# Top-N Retrieval Comparison

This notebook compares retrieval performance for top 5, top 10, and top 50 results using semantic search embeddings.

In [None]:

from sentence_transformers import SentenceTransformer
import numpy as np
import time

# Create a simple corpus with repeated topics
categories = ['sports', 'technology', 'finance', 'health', 'travel']
corpus = [f'This is document {i} about {cat}.' for cat in categories for i in range(40)]

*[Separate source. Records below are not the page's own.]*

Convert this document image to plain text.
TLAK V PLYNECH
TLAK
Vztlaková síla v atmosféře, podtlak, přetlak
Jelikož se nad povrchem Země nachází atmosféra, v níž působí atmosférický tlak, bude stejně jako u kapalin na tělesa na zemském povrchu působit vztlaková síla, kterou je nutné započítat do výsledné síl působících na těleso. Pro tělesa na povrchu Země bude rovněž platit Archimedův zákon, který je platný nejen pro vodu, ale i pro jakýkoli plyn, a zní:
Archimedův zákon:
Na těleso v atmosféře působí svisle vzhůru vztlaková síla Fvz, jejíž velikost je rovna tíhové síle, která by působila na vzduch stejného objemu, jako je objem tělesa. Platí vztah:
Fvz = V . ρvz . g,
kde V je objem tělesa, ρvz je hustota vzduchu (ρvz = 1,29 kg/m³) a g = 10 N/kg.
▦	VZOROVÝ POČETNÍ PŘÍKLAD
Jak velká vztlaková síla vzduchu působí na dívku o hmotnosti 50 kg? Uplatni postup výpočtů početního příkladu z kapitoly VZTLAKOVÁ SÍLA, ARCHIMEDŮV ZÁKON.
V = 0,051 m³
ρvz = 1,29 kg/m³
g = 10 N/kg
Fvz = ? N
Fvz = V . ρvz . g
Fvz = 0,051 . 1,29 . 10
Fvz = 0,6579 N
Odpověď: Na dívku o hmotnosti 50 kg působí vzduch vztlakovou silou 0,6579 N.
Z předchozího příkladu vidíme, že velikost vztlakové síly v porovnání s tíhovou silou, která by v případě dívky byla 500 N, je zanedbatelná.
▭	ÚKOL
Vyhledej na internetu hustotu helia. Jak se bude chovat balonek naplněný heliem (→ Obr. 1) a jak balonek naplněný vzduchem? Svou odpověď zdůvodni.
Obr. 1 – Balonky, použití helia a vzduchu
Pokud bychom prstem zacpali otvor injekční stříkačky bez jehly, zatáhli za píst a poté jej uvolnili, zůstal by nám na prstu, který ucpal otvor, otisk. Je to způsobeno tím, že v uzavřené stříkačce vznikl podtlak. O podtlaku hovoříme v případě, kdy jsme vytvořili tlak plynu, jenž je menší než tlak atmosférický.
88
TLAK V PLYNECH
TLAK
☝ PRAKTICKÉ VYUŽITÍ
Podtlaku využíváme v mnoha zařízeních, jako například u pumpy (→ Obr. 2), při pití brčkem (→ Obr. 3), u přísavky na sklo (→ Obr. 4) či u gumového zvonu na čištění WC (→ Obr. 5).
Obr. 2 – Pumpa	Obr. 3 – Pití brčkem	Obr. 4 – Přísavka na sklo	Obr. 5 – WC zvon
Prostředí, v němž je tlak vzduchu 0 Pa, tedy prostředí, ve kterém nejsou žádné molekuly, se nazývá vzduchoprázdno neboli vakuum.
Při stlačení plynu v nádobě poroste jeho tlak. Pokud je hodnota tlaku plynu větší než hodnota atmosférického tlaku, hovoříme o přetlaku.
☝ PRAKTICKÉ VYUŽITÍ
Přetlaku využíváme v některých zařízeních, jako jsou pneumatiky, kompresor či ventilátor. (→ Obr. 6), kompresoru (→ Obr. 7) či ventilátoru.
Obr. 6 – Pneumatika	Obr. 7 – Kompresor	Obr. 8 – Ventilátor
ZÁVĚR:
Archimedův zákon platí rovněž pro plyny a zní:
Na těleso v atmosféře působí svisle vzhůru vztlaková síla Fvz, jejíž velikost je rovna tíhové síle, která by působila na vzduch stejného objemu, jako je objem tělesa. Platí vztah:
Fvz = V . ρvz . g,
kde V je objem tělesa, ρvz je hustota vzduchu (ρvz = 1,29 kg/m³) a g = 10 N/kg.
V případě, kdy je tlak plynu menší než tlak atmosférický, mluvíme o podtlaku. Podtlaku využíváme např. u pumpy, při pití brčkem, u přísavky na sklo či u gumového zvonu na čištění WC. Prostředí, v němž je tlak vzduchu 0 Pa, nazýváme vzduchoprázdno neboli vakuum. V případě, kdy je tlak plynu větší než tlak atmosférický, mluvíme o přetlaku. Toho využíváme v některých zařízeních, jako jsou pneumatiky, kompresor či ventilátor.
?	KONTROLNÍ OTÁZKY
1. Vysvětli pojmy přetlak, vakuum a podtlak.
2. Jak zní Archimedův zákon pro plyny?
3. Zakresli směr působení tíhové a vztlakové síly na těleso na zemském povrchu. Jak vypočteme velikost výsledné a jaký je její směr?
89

model = SentenceTransformer('all-MiniLM-L6-v2')
corpus_embeddings = model.encode(corpus)


Define a simple semantic search using cosine similarity:

In [None]:

def semantic_search(query_embedding, embeddings, top_k):
    scores = np.dot(embeddings, query_embedding)
    top_indices = np.argsort(scores)[::-1][:top_k]
    return top_indices, scores[top_indices]


In [None]:

query = 'technology news'
query_embedding = model.encode([query])[0]


In [None]:

results = {}
for k in [5, 10, 50]:
    start = time.perf_counter()
    idx, score = semantic_search(query_embedding, corpus_embeddings, k)
    elapsed = time.perf_counter() - start
    results[k] = idx
    print(f'Top {k} retrieval took {elapsed:.6f} seconds')


Check if the top 5 results are identical in both the top 5 and top 50 queries:

In [None]:

match = np.array_equal(results[5], results[50][:5])
print('Top-5 results match:', match)


This confirms that retrieving more results only adds minor overhead and the ranking of the first five remains the same.